Why? In terms of brutality, systematic repression, number of killings, relish for torture and sum total of human misery caused, Charles Taylor is a piker next to Saddam Hussein. That is not to say that Taylor is a better man. It is only to say that in his tiny corner of the world with no oil resources and no scientific infrastructure for developing instruments of mass murder, Taylor has neither the reach nor the power to wreak Hussein-class havoc. What is it that makes liberals such as Dean, preening their humanitarianism, so antiwar in Iraq and so pro-intervention in Liberia?

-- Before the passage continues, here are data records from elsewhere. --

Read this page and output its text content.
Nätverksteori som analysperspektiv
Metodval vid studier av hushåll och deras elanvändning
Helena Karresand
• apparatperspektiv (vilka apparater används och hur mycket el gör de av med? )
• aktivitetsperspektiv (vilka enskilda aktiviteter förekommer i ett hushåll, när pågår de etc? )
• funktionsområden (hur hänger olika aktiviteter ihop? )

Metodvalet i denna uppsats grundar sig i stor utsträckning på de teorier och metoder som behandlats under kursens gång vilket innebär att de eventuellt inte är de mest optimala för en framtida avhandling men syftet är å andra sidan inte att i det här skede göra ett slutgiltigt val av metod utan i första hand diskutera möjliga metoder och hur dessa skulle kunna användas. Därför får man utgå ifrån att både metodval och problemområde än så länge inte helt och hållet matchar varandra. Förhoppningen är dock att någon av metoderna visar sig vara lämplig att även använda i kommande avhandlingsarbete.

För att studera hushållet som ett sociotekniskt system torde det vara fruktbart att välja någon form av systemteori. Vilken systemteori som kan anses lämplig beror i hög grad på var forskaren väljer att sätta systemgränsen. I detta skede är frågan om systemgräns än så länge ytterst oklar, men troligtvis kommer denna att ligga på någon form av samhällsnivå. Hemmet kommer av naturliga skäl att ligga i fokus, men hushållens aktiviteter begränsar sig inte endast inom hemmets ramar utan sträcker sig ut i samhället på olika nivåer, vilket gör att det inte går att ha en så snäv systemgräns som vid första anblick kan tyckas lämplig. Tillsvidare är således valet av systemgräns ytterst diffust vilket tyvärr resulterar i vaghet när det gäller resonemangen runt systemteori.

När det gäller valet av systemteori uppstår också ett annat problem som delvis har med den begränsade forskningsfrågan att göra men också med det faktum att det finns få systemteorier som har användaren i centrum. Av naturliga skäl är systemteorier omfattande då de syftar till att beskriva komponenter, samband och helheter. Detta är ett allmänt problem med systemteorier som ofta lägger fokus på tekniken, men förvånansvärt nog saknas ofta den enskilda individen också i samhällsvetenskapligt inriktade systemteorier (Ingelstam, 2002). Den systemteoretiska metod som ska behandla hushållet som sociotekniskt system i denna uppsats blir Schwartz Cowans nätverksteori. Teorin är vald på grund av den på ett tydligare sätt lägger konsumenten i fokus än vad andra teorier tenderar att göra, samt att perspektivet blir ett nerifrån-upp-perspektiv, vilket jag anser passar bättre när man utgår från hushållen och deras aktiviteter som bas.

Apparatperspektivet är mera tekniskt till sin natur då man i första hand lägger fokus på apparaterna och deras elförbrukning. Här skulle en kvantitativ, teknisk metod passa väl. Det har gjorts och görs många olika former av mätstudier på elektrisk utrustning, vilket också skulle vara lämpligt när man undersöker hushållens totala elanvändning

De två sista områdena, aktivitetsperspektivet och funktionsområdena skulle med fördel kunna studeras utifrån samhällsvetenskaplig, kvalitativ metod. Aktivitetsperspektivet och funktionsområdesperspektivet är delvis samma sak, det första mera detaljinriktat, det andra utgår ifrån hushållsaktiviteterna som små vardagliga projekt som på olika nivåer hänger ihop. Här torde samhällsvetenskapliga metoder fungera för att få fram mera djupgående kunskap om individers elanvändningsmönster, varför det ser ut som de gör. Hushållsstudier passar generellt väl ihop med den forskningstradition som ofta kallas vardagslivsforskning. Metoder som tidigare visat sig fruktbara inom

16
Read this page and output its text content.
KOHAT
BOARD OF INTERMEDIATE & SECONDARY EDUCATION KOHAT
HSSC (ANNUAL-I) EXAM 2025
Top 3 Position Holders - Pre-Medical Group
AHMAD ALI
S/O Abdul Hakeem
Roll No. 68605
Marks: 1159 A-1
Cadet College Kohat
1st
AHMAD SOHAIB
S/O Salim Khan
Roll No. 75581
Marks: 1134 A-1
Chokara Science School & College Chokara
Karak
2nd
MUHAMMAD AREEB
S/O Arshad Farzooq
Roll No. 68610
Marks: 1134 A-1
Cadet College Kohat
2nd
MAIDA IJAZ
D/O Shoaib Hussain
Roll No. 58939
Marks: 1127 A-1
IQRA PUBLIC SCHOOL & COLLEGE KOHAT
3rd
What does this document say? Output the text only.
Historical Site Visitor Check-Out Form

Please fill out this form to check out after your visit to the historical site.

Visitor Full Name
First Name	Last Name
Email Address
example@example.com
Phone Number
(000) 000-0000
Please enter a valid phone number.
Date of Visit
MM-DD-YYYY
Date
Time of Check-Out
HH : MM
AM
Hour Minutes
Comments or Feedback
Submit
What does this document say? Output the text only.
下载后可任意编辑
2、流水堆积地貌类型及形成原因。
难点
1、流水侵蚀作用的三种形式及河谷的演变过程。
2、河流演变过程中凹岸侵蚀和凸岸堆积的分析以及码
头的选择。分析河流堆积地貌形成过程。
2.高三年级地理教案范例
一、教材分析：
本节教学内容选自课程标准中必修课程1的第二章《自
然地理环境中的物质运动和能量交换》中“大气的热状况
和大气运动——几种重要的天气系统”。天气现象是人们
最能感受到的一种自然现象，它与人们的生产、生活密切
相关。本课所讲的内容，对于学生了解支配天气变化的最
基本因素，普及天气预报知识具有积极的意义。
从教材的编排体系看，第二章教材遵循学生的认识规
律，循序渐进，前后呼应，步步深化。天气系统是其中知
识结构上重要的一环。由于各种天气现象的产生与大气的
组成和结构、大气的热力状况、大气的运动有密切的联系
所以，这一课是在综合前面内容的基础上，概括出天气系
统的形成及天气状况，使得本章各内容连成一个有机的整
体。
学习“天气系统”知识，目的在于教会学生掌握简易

Krauthammer’s answer is essentially Hawkins’ as well:
The only conclusion one can draw is that for liberal Democrats, America’s strategic interests are not just an irrelevance, but also a deterrent to intervention. This is a perversity born of moral vanity. For liberals, foreign policy is social work. National interest — i.e., national selfishness — is a taint. The only justified interventions, therefore, are those that are morally pristine, namely, those that are uncorrupted by any suggestion of national interest.
Once again, the paid pundits are behind the blogosphere. I guess posting only twice a week has its price.